Metadata-Version: 2.4
Name: huggingfacesync
Version: 0.1.4
Summary: Manifest-driven Hugging Face upload/download CLI.
Requires-Python: >=3.9
Description-Content-Type: text/markdown
Requires-Dist: huggingface_hub>=1.0.0

# huggingfacesync (alias: hfsync)

Manifest-driven CLI for syncing files between a local folder and a Hugging Face Hub repo.

## What it does

- Upload files matched by manifest patterns.
- Download files matched by manifest patterns.
- Read default repo config from manifest (`repo_id`, `repo_type`).
- Skip missing local patterns during upload.
- Skip missing remote files during download.

## Authentication

Login before syncing:

```bash
huggingface-cli login
```

Or set token in environment:

```bash
export HF_TOKEN=your_token
```

## Install

```bash
python -m pip install --upgrade pip
python -m pip install "git+https://github.com/cplusx/hfsync.git"
```

Runtime dependency `huggingface_hub` is installed automatically by pip.

Then run:

```bash
huggingfacesync --help
hfsync --help
```

Both command names are available and equivalent:

- `huggingfacesync`
- `hfsync`

If your shell cannot find these commands, use:

```bash
python -m upload_to_hf --help
```

## Manifest format (`.hfupload`)

If `.hfupload` does not exist, `huggingfacesync` (or `hfsync`) will auto-create a template file and exit.
If the file already exists, it is never overwritten.

```txt
# hfsync manifest
# repo_id=<your-namespace>/<your-repo>
# repo_type=dataset

# One glob per line
data/**
artifacts/**/*.json
metadata/*.csv
```

### Config keys

- `repo_id`: Hugging Face repo id, e.g. `alice/my_dataset`.
- `repo_type`: one of `dataset`, `model`, `space` (default: `dataset`).
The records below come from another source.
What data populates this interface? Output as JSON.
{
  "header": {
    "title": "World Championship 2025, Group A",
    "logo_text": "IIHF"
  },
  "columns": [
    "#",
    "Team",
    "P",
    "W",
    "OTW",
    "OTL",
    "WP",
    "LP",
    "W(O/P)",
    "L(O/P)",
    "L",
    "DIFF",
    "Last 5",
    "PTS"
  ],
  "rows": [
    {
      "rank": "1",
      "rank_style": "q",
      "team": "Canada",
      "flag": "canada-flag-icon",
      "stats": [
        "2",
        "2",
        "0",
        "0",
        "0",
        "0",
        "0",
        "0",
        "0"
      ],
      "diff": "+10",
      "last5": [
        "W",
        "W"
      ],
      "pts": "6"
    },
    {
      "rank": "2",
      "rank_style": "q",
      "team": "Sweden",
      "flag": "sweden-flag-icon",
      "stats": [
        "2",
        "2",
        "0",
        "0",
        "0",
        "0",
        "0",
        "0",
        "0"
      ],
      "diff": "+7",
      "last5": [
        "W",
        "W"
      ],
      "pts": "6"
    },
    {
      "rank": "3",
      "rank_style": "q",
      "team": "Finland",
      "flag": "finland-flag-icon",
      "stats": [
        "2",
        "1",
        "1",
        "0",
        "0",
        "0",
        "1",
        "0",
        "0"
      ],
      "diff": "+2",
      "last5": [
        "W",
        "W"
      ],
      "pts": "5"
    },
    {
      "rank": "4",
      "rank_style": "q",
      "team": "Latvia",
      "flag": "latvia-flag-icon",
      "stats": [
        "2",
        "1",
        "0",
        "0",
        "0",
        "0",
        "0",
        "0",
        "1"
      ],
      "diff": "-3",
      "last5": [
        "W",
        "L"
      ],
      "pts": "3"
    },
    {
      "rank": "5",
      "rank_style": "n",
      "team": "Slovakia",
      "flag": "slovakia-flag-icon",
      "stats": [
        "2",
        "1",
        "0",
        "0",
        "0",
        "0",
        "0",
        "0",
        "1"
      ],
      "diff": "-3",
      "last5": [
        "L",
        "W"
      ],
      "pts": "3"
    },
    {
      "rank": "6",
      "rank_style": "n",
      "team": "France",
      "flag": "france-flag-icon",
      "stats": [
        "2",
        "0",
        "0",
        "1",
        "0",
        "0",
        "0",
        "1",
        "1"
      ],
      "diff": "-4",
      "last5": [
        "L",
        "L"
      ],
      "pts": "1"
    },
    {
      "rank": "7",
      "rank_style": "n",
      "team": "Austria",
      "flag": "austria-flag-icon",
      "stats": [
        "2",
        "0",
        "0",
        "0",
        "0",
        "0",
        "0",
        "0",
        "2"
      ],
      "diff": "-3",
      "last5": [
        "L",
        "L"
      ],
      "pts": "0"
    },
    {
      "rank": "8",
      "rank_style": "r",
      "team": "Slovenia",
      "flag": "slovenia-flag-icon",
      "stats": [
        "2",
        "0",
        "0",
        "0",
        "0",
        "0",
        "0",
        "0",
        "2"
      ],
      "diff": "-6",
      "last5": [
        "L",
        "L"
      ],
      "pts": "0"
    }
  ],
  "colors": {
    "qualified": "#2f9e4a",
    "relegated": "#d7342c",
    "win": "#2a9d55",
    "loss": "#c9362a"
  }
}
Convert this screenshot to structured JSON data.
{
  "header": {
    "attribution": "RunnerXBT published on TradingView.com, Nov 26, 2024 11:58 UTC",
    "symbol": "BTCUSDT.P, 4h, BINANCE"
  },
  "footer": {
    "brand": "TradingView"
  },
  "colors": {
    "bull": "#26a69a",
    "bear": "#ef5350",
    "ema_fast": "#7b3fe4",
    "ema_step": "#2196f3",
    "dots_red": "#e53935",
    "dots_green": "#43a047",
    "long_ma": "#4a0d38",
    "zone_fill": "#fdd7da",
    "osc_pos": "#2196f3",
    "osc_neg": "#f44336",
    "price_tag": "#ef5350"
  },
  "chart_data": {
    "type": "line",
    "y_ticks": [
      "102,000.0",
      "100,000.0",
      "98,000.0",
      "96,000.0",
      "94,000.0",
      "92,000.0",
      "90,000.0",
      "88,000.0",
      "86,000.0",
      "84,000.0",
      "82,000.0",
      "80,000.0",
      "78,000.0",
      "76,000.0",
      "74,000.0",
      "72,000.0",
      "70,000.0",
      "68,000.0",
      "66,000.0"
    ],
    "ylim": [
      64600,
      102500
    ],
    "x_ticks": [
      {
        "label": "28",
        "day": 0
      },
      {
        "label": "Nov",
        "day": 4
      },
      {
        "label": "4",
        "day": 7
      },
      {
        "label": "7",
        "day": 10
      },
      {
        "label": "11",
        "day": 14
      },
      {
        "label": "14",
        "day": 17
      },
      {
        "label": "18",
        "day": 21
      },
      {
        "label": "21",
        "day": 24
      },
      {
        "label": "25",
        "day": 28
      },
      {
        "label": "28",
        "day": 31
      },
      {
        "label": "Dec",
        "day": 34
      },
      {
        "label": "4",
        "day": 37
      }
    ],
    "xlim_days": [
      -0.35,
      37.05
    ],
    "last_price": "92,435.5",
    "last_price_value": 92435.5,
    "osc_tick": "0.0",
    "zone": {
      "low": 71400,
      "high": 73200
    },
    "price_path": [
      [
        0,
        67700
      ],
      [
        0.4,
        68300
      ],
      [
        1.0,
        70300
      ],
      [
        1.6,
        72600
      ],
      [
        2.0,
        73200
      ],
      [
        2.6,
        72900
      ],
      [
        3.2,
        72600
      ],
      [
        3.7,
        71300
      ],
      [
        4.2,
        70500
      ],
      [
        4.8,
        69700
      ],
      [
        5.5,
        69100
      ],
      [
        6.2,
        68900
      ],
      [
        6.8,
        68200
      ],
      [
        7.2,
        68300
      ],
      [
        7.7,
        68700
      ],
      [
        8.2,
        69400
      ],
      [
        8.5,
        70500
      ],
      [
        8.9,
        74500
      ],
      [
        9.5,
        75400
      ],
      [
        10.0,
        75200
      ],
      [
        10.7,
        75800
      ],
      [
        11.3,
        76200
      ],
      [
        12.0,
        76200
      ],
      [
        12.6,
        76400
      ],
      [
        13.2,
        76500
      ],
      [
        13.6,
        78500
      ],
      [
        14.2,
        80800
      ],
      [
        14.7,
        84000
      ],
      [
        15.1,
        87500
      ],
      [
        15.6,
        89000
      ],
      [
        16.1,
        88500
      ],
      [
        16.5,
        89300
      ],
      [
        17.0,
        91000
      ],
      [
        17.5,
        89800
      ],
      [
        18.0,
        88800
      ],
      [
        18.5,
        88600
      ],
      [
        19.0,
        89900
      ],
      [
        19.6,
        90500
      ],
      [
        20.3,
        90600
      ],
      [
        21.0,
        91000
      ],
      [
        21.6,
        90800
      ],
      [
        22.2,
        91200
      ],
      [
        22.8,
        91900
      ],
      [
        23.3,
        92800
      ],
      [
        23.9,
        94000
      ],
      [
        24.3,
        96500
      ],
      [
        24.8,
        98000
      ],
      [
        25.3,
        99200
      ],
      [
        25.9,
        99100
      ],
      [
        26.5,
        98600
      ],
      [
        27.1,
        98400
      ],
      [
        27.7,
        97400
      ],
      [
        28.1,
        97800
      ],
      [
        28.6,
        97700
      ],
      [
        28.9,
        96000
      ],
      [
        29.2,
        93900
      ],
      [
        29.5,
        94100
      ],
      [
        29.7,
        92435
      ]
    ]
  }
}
You can still override from CLI:

```bash
hfsync upload --repo-id alice/another_repo
```

## Usage

```bash
# Upload matched local files
hfsync upload

# Download matched remote files
hfsync download

# Use custom manifest path
hfsync --manifest path/to/.hfupload upload
hfsync --manifest path/to/.hfupload download

# Preview only
hfsync upload --dry-run
hfsync download --dry-run
```

### Large upload strategy

`upload` supports automatic switching to `upload_large_folder`:

```bash
# default: auto
hfsync upload

# force large-folder uploader
hfsync upload --large-upload always

# force regular uploader
hfsync upload --large-upload never
```

Auto mode switches to large uploader when either threshold is exceeded:

- `--large-files-threshold` (default `3000`)
- `--large-bytes-threshold` (default `1000000000`)

You can also set `--large-num-workers` for `upload_large_folder`.

## Notes

- Upload uses explicit matched files, so patterns that match nothing are reported and skipped.
- Download first lists remote files then filters with manifest patterns.
- Keep `.hfupload` under version control for reproducible sync behavior.

For project maintainers, release instructions are in `MAINTAINING.md`.